Yma Sumac, the suprano known as the Peruvian Songbird for her vast vocal range, has died at the age of 86.
Famed for her modern versions of South American folk music, Sumac died of colon cancer in Los Angeles, where she had lived for 60 years, an aide said. Yma Sumac stunned audiences with her soaring, warbling voice which spanned more than four octaves.
With her costumes giving her the appearance of an Inca princess, she was a technicolour musical fantasy, The singer played heavily on her Andean roots, claiming to be descended from the Inca Emperor Atahualpa.

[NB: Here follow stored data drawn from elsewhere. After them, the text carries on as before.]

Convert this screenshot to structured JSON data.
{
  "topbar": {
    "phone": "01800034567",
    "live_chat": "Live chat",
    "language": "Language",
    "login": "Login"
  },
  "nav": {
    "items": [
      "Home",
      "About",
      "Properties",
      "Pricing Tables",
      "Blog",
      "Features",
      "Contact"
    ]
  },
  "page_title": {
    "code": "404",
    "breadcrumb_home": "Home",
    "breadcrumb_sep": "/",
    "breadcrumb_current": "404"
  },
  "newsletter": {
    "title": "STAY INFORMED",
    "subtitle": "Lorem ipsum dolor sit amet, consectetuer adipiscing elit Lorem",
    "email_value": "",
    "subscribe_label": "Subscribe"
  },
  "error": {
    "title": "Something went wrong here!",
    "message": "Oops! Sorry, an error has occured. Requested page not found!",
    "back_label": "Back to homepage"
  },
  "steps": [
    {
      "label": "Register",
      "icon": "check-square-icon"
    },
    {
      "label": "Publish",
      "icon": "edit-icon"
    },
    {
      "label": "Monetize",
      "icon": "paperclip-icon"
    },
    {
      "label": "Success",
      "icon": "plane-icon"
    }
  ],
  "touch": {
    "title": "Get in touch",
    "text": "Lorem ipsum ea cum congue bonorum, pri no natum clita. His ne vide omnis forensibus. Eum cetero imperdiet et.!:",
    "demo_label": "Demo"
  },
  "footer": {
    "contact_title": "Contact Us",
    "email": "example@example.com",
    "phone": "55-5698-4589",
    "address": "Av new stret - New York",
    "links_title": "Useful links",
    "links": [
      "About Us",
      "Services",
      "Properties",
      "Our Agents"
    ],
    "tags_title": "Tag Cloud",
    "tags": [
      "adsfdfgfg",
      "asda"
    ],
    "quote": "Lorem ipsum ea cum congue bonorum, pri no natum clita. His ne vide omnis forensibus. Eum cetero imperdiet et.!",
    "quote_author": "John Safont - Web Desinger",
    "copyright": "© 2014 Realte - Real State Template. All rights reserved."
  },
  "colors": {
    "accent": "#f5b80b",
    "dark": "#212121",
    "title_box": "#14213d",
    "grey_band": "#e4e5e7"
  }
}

And in the land of her birth, glowing press tributes have been paid to the only Peruvian to have been written into Hollywood’s Walk of Fame. Born Zoila Augusta Emperatriz Chavarri del Castillo in Cajamarca, northern Peru, she changed her name to Yma Sumac – which means “How Pretty” in Peru’s indigenous Quechua language.
She stunned audiences from Europe to Japan, starred in Broadway musicals and played exotic roles in several Hollywood films, including The Secret of the Inca alongside Charlton Heston.
Her fame faded in the 1960s, but was revived in the 1990s through its use in the cult Coen Brothers’ film The Big Lebowski, which brought her music to new fans.